Gus Mus juga menyindir bahwa saat ini banyak pemimpin yang kelihatannya memahami manusia, tapi sebenarnya tidak mengerti manusia sama sekali.


Ada lagi contoh, seorang kiai yang memberi ijazah ayat kursi dan menyuruh membacanya sebanyak 35 ribu kali kepada seorang mualaf. Menurut Gus Mus, kiai tersebut bukanlah tipe manusia yang memahami manusia.


“Dikiranya manusia seperti dia semua,” tegasnya.


Nabi Muhammad dalam bersikap kepada siapa pun tidak sama alias memperlakukan orang tergantung siapa yang dihadapi. Oleh karenanya, banyak hadits Nabi yang kelihatannya serupa tapi tidak sama.


Gus Mus kembali mencontohkan sikap Nabi Muhammad yang berbeda terhadap setiap orang yang dihadapinya. Nabi memperlakukan orang yang tingkatannya ibtida' (pemula), tsanawiyah (menengah), atau aliyah (tinggi) berbeda-beda, sesuai kapasitasnya. Setiap ucapan dan perilaku Nabi itu ada konteksnya.


“Jadi Nabi Muhammad itu tahu kita, kekuatan kita, dan kelemahan kita, sehingga kita mengikuti Rasulullah tidak berat. Kalau kita merasa berat, kita harus curiga kepada diri kita sendiri. Kita disuruh baik sama suami (atau) sama istri kok itu berat sekali ya. Itu perlu curiga,” jelasnya.


Ia menerangkan bahwa Nabi Muhammad memahami umatnya dengan paripurna, sehingga ajaran yang dibawa sesuai dengan kemanusiaan. Misalnya, ada rukhsah (keringanan) bagi musafir yang telah menempuh jarak tertentu dan diperbolehkan menjamak dan meng-qashar shalat.

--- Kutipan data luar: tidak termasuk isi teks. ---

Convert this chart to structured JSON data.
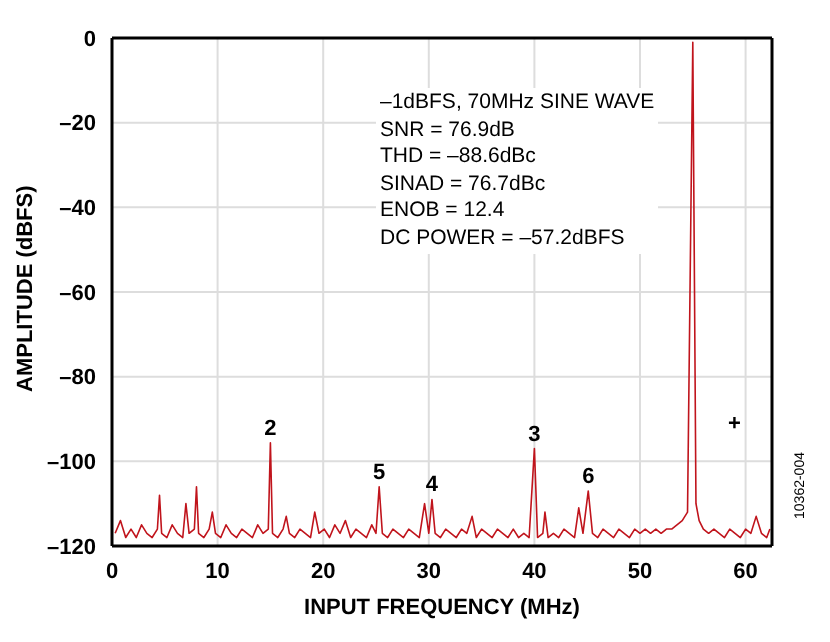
{
  "chart_data": {
    "type": "line",
    "xlabel": "INPUT FREQUENCY (MHz)",
    "ylabel": "AMPLITUDE (dBFS)",
    "xlim": [
      0,
      62.5
    ],
    "xticks": [
      0,
      10,
      20,
      30,
      40,
      50,
      60
    ],
    "ylim": [
      -120,
      0
    ],
    "yticks": [
      0,
      {
        "value": -20,
        "label": "–20"
      },
      {
        "value": -40,
        "label": "–40"
      },
      {
        "value": -60,
        "label": "–60"
      },
      {
        "value": -80,
        "label": "–80"
      },
      {
        "value": -100,
        "label": "–100"
      },
      {
        "value": -120,
        "label": "–120"
      }
    ],
    "grid": true,
    "line_style": "solid",
    "annotations": [
      "–1dBFS, 70MHz SINE WAVE\nSNR = 76.9dB\nTHD = –88.6dBc\nSINAD = 76.7dBc\nENOB = 12.4\nDC POWER = –57.2dBFS",
      "10362-004",
      {
        "text": "2",
        "x": 15.0,
        "y": -95.6
      },
      {
        "text": "3",
        "x": 40.0,
        "y": -97
      },
      {
        "text": "4",
        "x": 30.3,
        "y": -109
      },
      {
        "text": "5",
        "x": 25.3,
        "y": -106
      },
      {
        "text": "6",
        "x": 45.1,
        "y": -107
      },
      "+"
    ],
    "series": [
      {
        "color": "#c0141c",
        "x": [
          0.3,
          0.8,
          1.3,
          1.8,
          2.3,
          2.8,
          3.3,
          3.8,
          4.3,
          4.5,
          4.7,
          5.2,
          5.7,
          6.2,
          6.7,
          7.0,
          7.3,
          7.8,
          8.0,
          8.2,
          8.7,
          9.2,
          9.5,
          9.8,
          10.3,
          10.8,
          11.3,
          11.8,
          12.3,
          12.8,
          13.3,
          13.8,
          14.3,
          14.8,
          15.0,
          15.2,
          15.7,
          16.2,
          16.5,
          16.8,
          17.3,
          17.8,
          18.3,
          18.8,
          19.2,
          19.6,
          20.1,
          20.6,
          21.1,
          21.6,
          22.1,
          22.6,
          23.1,
          23.6,
          24.1,
          24.6,
          25.0,
          25.3,
          25.6,
          26.1,
          26.6,
          27.1,
          27.6,
          28.1,
          28.6,
          29.1,
          29.6,
          30.0,
          30.3,
          30.6,
          31.1,
          31.6,
          32.1,
          32.6,
          33.1,
          33.6,
          34.1,
          34.5,
          35.0,
          35.5,
          36.0,
          36.5,
          37.0,
          37.5,
          38.0,
          38.5,
          39.0,
          39.5,
          40.0,
          40.3,
          40.8,
          41.0,
          41.3,
          41.8,
          42.3,
          42.8,
          43.3,
          43.8,
          44.2,
          44.6,
          45.1,
          45.5,
          46.0,
          46.5,
          47.0,
          47.5,
          48.0,
          48.5,
          49.0,
          49.5,
          50.0,
          50.5,
          51.0,
          51.5,
          52.0,
          52.5,
          53.0,
          53.5,
          54.0,
          54.5,
          55.0,
          55.3,
          55.6,
          56.0,
          56.5,
          57.0,
          57.5,
          58.0,
          58.5,
          59.0,
          59.5,
          60.0,
          60.5,
          61.0,
          61.5,
          62.0,
          62.3
        ],
        "values": [
          -117,
          -114,
          -118,
          -116,
          -118,
          -115,
          -117,
          -118,
          -116,
          -108,
          -117,
          -118,
          -115,
          -117,
          -118,
          -110,
          -117,
          -116,
          -106,
          -117,
          -118,
          -116,
          -112,
          -117,
          -118,
          -115,
          -117,
          -118,
          -116,
          -117,
          -118,
          -115,
          -117,
          -116,
          -95.6,
          -117,
          -118,
          -116,
          -113,
          -117,
          -118,
          -116,
          -117,
          -118,
          -112,
          -117,
          -116,
          -118,
          -115,
          -117,
          -114,
          -118,
          -116,
          -117,
          -118,
          -115,
          -117,
          -106,
          -117,
          -118,
          -116,
          -117,
          -118,
          -116,
          -117,
          -118,
          -110,
          -117,
          -109,
          -117,
          -118,
          -116,
          -117,
          -118,
          -116,
          -117,
          -113,
          -118,
          -116,
          -117,
          -118,
          -116,
          -117,
          -118,
          -116,
          -118,
          -117,
          -118,
          -97,
          -118,
          -117,
          -112,
          -118,
          -117,
          -118,
          -116,
          -117,
          -118,
          -111,
          -117,
          -107,
          -117,
          -118,
          -116,
          -117,
          -118,
          -116,
          -117,
          -118,
          -116,
          -117,
          -116,
          -117,
          -116,
          -117,
          -116,
          -116,
          -115,
          -114,
          -112,
          -1,
          -110,
          -114,
          -116,
          -117,
          -116,
          -117,
          -118,
          -116,
          -117,
          -118,
          -116,
          -117,
          -113,
          -117,
          -118,
          -116
        ]
      }
    ]
  }
}
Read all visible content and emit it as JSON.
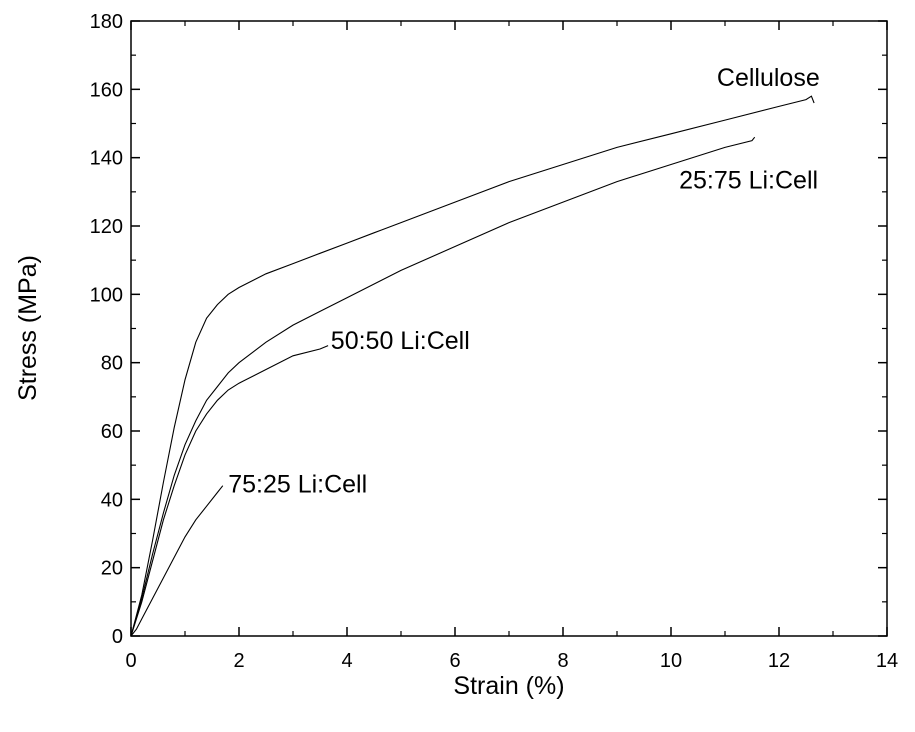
{
  "chart_data": {
    "type": "line",
    "title": "",
    "xlabel": "Strain (%)",
    "ylabel": "Stress (MPa)",
    "xlim": [
      0,
      14
    ],
    "ylim": [
      0,
      180
    ],
    "x_ticks": [
      "0",
      "2",
      "4",
      "6",
      "8",
      "10",
      "12",
      "14"
    ],
    "y_ticks": [
      "0",
      "20",
      "40",
      "60",
      "80",
      "100",
      "120",
      "140",
      "160",
      "180"
    ],
    "grid": false,
    "legend": "none",
    "line_color": "#000000",
    "series": [
      {
        "name": "Cellulose",
        "x": [
          0,
          0.2,
          0.4,
          0.6,
          0.8,
          1.0,
          1.2,
          1.4,
          1.6,
          1.8,
          2.0,
          2.5,
          3.0,
          3.5,
          4.0,
          4.5,
          5.0,
          6.0,
          7.0,
          8.0,
          9.0,
          10.0,
          11.0,
          12.0,
          12.5,
          12.6,
          12.65
        ],
        "y": [
          0,
          12,
          28,
          45,
          61,
          75,
          86,
          93,
          97,
          100,
          102,
          106,
          109,
          112,
          115,
          118,
          121,
          127,
          133,
          138,
          143,
          147,
          151,
          155,
          157,
          158,
          156
        ]
      },
      {
        "name": "25:75 Li:Cell",
        "x": [
          0,
          0.2,
          0.4,
          0.6,
          0.8,
          1.0,
          1.2,
          1.4,
          1.6,
          1.8,
          2.0,
          2.5,
          3.0,
          3.5,
          4.0,
          5.0,
          6.0,
          7.0,
          8.0,
          9.0,
          10.0,
          11.0,
          11.5,
          11.55
        ],
        "y": [
          0,
          11,
          24,
          36,
          47,
          56,
          63,
          69,
          73,
          77,
          80,
          86,
          91,
          95,
          99,
          107,
          114,
          121,
          127,
          133,
          138,
          143,
          145,
          146
        ]
      },
      {
        "name": "50:50 Li:Cell",
        "x": [
          0,
          0.2,
          0.4,
          0.6,
          0.8,
          1.0,
          1.2,
          1.4,
          1.6,
          1.8,
          2.0,
          2.5,
          3.0,
          3.5,
          3.65
        ],
        "y": [
          0,
          10,
          22,
          34,
          44,
          53,
          60,
          65,
          69,
          72,
          74,
          78,
          82,
          84,
          85
        ]
      },
      {
        "name": "75:25 Li:Cell",
        "x": [
          0,
          0.1,
          0.2,
          0.4,
          0.6,
          0.8,
          1.0,
          1.2,
          1.4,
          1.6,
          1.7
        ],
        "y": [
          0,
          2,
          5,
          11,
          17,
          23,
          29,
          34,
          38,
          42,
          44
        ]
      }
    ],
    "annotations": [
      {
        "series": "Cellulose",
        "text": "Cellulose",
        "x": 10.85,
        "y": 161
      },
      {
        "series": "25:75 Li:Cell",
        "text": "25:75 Li:Cell",
        "x": 10.15,
        "y": 131
      },
      {
        "series": "50:50 Li:Cell",
        "text": "50:50 Li:Cell",
        "x": 3.7,
        "y": 84
      },
      {
        "series": "75:25 Li:Cell",
        "text": "75:25 Li:Cell",
        "x": 1.8,
        "y": 42
      }
    ]
  }
}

Gus Mus mengatakan bahwa pada dasarnya, shalat adalah wajib dan tak bisa ditinggalkan. Namun dalam kondisi-kondisi tertentu ada keringanan atau rukhsah dalam menjalankannya.

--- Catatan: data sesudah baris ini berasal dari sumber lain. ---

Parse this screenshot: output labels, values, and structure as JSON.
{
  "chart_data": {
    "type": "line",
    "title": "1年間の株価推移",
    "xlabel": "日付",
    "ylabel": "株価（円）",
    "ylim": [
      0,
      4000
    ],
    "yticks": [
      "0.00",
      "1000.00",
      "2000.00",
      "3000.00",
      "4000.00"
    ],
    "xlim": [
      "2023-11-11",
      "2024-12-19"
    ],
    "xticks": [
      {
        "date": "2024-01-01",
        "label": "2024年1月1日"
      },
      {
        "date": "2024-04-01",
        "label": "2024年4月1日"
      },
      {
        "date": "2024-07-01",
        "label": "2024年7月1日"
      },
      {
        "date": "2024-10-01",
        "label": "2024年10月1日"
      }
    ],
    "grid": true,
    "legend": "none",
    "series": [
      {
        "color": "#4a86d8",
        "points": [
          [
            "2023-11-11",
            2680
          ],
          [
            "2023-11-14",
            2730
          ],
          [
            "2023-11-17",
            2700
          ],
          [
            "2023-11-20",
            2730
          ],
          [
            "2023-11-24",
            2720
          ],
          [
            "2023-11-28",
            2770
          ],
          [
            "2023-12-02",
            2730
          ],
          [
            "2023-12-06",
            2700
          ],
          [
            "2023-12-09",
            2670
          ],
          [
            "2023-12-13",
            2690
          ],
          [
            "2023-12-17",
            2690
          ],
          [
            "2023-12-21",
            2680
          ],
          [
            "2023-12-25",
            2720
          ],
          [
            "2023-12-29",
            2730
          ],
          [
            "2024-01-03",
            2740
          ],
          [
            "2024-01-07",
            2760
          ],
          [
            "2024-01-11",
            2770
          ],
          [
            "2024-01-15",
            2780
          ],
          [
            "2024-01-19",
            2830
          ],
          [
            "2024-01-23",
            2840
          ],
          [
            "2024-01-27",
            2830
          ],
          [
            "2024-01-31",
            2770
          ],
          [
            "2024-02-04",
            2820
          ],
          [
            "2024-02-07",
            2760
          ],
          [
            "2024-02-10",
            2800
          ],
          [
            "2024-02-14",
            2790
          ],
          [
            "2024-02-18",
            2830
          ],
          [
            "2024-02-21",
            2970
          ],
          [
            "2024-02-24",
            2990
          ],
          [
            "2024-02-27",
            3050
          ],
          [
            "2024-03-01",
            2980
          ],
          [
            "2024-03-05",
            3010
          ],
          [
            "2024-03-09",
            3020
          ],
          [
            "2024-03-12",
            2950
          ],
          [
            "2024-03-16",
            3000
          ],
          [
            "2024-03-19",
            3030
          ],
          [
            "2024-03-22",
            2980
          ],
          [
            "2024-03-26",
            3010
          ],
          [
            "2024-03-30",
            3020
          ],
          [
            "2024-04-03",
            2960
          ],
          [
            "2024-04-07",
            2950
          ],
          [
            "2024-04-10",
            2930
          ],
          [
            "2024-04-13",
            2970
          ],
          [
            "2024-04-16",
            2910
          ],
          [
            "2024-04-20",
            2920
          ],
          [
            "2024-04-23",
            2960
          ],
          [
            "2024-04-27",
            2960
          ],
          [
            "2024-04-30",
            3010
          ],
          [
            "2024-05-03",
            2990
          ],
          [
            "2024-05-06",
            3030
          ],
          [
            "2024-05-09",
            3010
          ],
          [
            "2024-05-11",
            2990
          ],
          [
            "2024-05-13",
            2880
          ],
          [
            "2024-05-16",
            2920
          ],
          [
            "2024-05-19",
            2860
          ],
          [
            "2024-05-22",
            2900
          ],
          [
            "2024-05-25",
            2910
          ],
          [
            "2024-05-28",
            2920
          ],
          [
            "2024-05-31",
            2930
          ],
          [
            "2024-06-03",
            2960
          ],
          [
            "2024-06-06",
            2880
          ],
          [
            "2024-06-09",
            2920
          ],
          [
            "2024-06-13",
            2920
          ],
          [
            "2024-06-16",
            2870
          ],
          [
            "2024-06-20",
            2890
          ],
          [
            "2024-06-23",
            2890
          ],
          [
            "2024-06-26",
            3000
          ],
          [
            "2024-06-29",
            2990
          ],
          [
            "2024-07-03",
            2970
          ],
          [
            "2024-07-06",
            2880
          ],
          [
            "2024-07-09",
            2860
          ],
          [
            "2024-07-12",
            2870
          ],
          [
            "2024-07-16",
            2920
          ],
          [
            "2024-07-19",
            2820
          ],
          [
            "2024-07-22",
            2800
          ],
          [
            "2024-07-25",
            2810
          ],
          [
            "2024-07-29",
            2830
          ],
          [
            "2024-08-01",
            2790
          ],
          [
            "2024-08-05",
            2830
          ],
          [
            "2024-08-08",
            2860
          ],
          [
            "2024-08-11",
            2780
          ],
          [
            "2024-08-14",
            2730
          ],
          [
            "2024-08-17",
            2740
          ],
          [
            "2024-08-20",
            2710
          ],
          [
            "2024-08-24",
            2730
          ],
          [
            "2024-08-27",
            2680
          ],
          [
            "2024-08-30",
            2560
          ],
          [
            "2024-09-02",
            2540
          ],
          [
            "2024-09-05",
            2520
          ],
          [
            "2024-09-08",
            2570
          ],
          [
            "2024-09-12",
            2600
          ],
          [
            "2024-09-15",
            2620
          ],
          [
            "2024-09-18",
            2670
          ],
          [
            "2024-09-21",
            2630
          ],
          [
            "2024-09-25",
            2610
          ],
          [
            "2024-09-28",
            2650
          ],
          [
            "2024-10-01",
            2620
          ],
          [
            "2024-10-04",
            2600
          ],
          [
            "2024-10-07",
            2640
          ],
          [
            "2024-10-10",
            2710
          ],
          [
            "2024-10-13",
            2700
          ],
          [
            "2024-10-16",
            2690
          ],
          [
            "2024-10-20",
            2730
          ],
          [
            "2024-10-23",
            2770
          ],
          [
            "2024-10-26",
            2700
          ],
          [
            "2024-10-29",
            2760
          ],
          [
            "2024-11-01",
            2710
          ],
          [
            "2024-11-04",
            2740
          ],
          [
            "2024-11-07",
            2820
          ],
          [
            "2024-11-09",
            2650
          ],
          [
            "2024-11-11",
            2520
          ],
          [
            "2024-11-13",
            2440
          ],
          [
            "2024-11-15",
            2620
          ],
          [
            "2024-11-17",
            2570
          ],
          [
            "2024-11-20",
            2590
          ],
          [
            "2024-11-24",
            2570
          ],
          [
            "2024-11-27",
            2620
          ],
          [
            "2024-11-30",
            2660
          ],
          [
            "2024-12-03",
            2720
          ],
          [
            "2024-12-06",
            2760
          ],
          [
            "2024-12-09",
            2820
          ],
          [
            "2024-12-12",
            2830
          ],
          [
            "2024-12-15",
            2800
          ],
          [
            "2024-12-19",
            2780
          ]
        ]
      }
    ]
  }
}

“Ada shalat pada kondisi normal, ada shalat pada kondisi bepergian, ada shalat dalam kondisi sakit dan seterusnya. Kita harus bersyukur kepada Allah, karena diberi hidayah untuk ikut Nabi Muhammad,” terangnya.


Ia berharap, kelak umat Islam mendapatkan syafaat. Hal itu bisa diraih dengan upaya dan modal usaha. Bagi yang ingin mendapatkan syafaat Nabi Muhammad, kata Gus Mus, sudah seharusnya meniru dan mengikuti jejak akhlak dan ajarannya semampunya.

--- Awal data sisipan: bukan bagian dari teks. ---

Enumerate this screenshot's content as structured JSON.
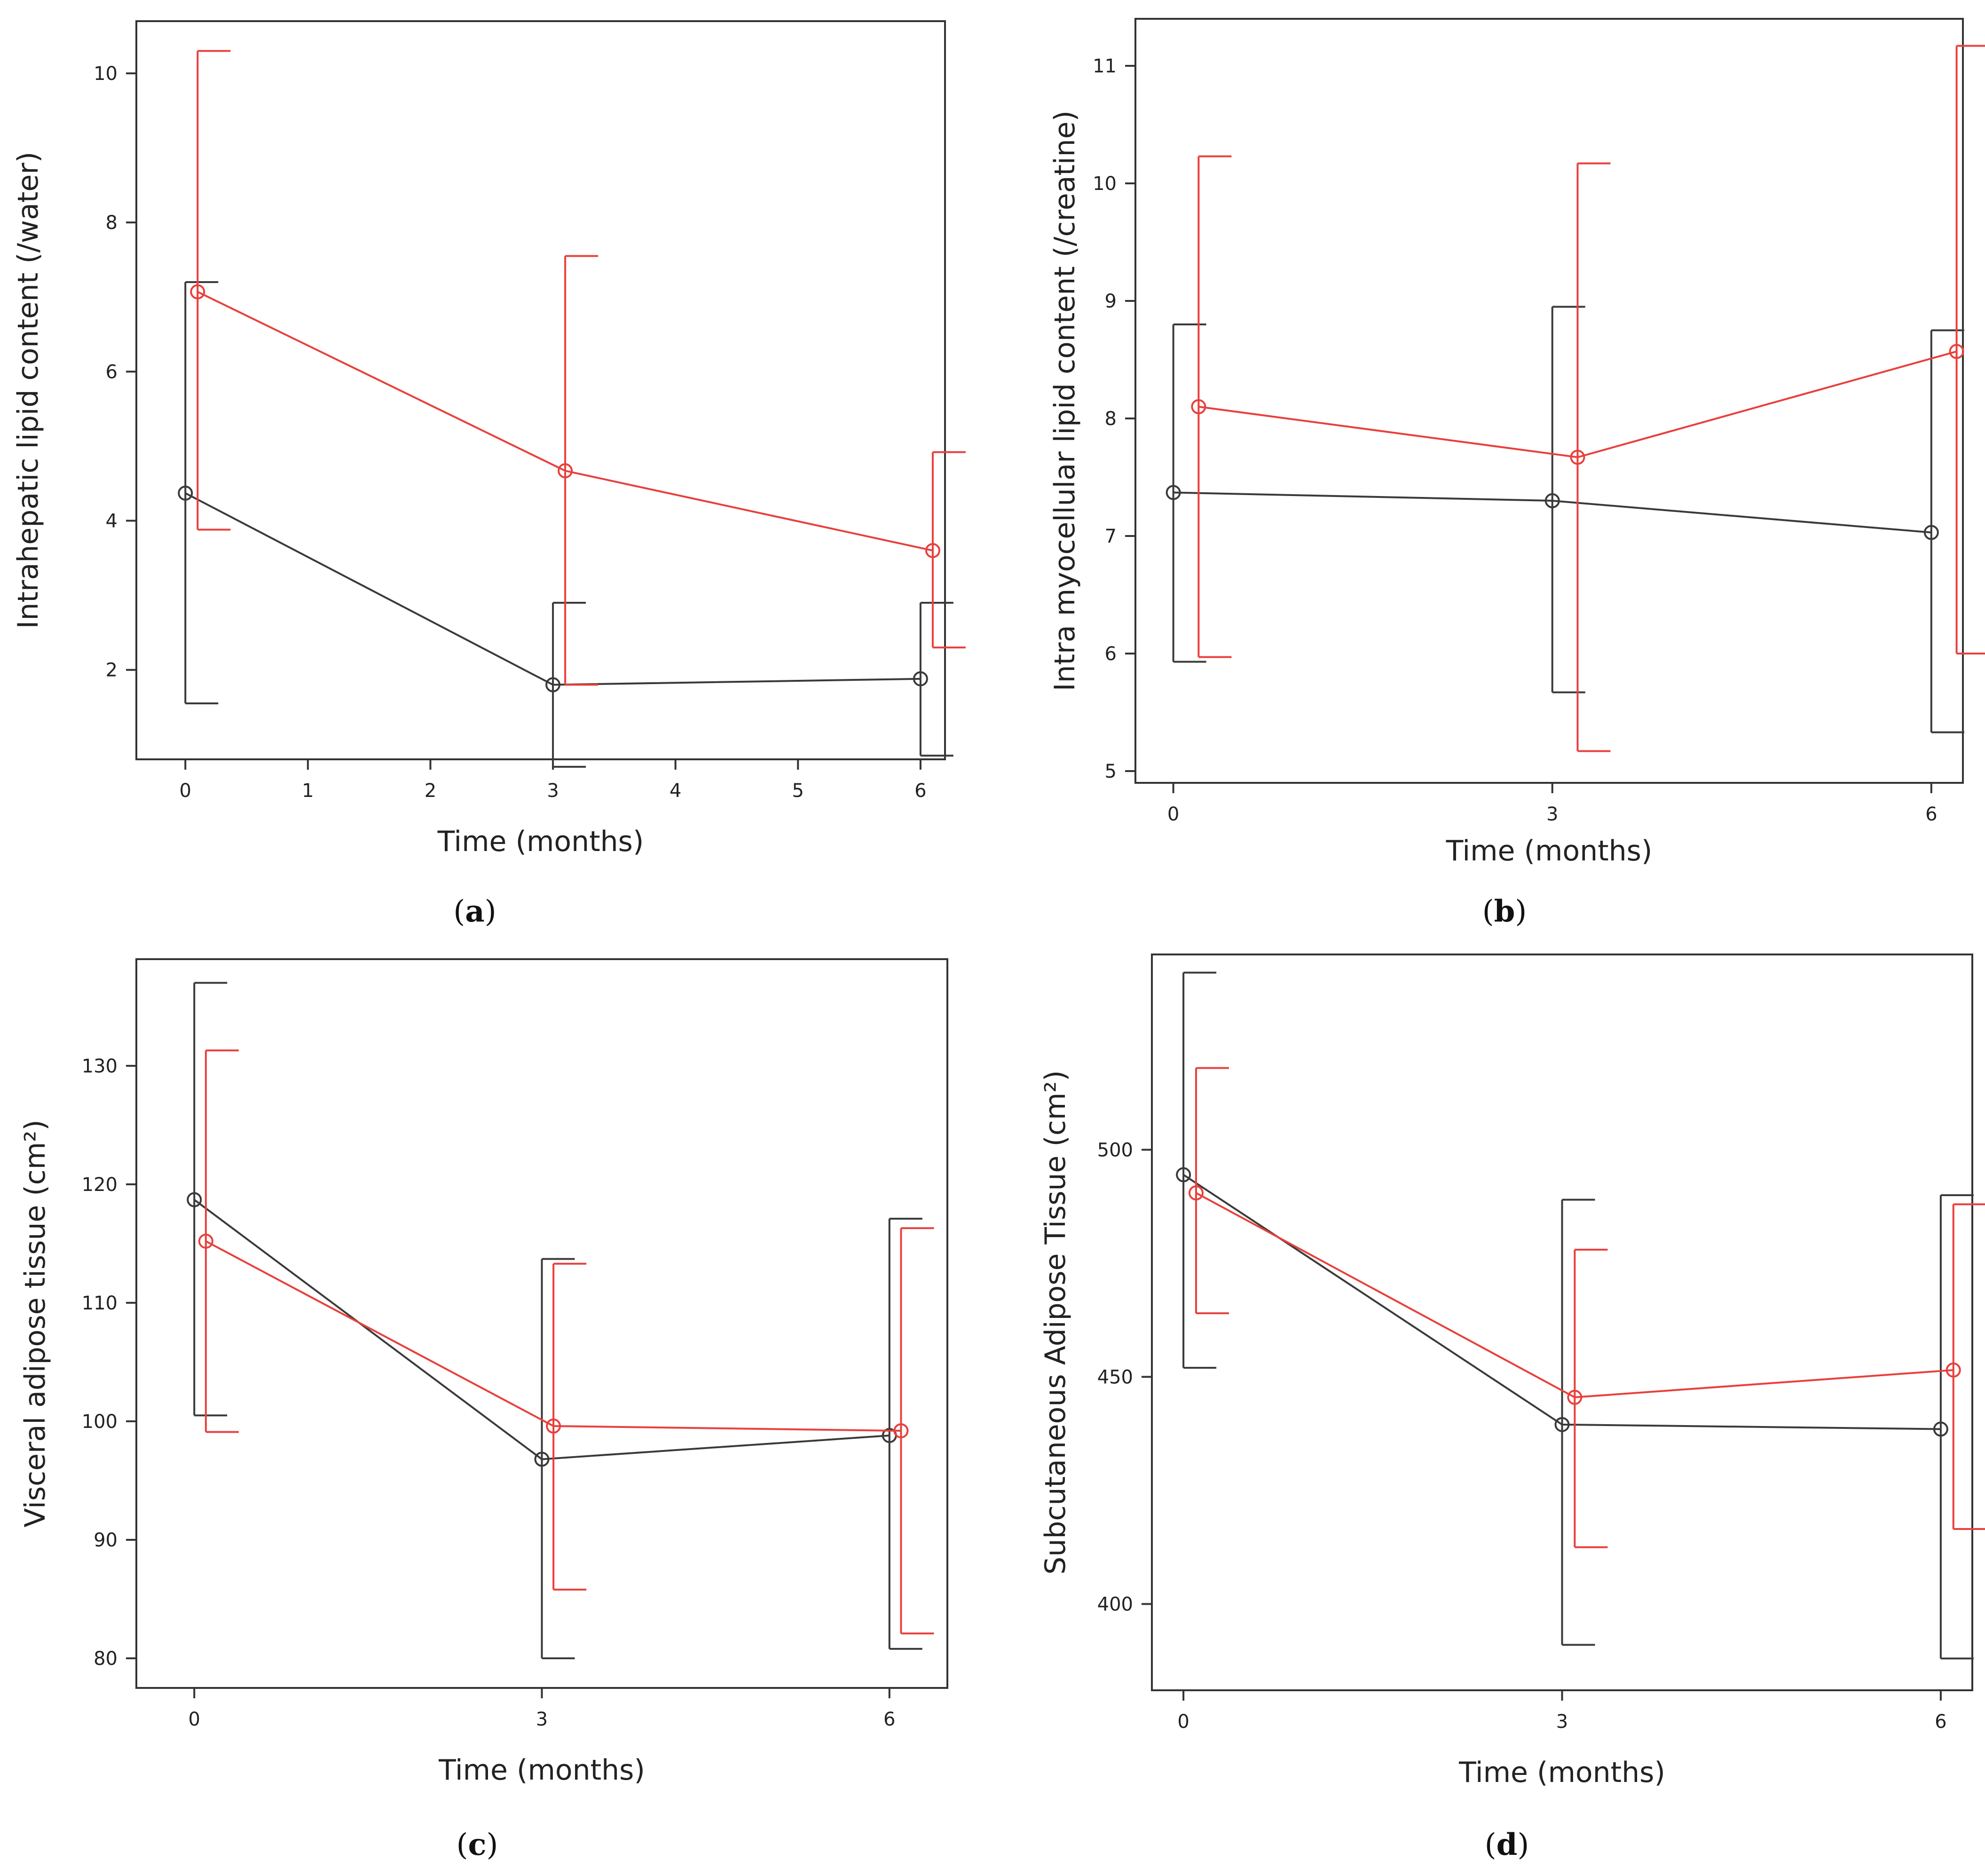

“Kalau kita melihat di Al-Qur’an, tidak ada yang memuji (Nabi Muhammad) tentang ilmunya, tentang kedudukannya, apalagi tentang hartanya. Apa yang dipuji atau yang kita tiru yaitu akhlak yang baik. Anda boleh alim setinggi langit, kalau tanpa akhlak berbahaya sekali,” paparnya.